> N tokens looking at N tokens is quadratic
Convolving two arrays can be done perfectly accurately in O(n log n), despite every element being combined with every other element.
Or consider the even more basic sum of products a[i] * b[j] for all possible i, j:
total = 0
for i in range(len(a)):
for j in range(len(b)):
total += a[i] * b[j]
This can be computed in linear time as sum(a) * sum(b).Your logic that 'the result contains terms of all pairs, therefore the algorithm must be quadratic' simply doesn't hold.
This brings me back to DSP class, man learning about FFT was eye-opening.
That's like saying sorting can be done in O(n) because radix sort exists. If you assume some structure, you lose generality, i.e. there'll be some problems it's no longer able to solve. It can no longer approximate any arbitrary function that needs perfect memory over the sequence.

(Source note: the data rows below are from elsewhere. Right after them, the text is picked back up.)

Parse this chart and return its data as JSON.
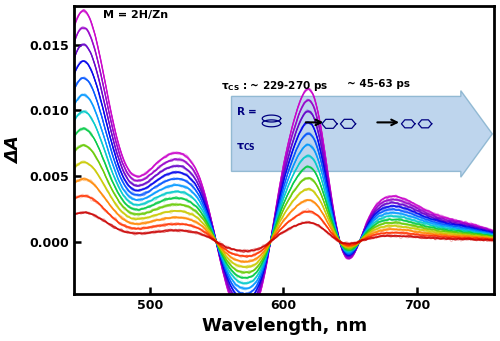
{
  "xlabel": "Wavelength, nm",
  "ylabel": "ΔA",
  "xlim": [
    443,
    758
  ],
  "ylim": [
    -0.004,
    0.018
  ],
  "yticks": [
    0.0,
    0.005,
    0.01,
    0.015
  ],
  "ytick_labels": [
    "0.000",
    "0.005",
    "0.010",
    "0.015"
  ],
  "xticks": [
    500,
    600,
    700
  ],
  "curve_colors_ordered": [
    "#cc00cc",
    "#9900cc",
    "#6600cc",
    "#0000ee",
    "#0055ff",
    "#0099ff",
    "#00cccc",
    "#00cc44",
    "#66cc00",
    "#cccc00",
    "#ff8800",
    "#ff3300",
    "#cc0000"
  ],
  "annotation_m": "M = 2H/Zn",
  "annotation_tcs1": "τCS : ~ 229-270 ps",
  "annotation_tcs2": "~ 45-63 ps"
}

One of my favorite bits of my PhD dissertation was factoring an intractable 3-dimensional integral
\iiint f(x, y, z) dx dy dz = \int [\int g(x, y) dx]*[\int h(y, z) dz] dy
which greatly accelerated numerical integration (O(n^2) rather than O(n^3)).
My advisor was not particularly impressed and objectively I could have skipped it and let the simulations take a bit longer (quite a bit longer--this integration was done millions of times for different function parameters in an inner loop). But it was clever and all mine and I was proud of it.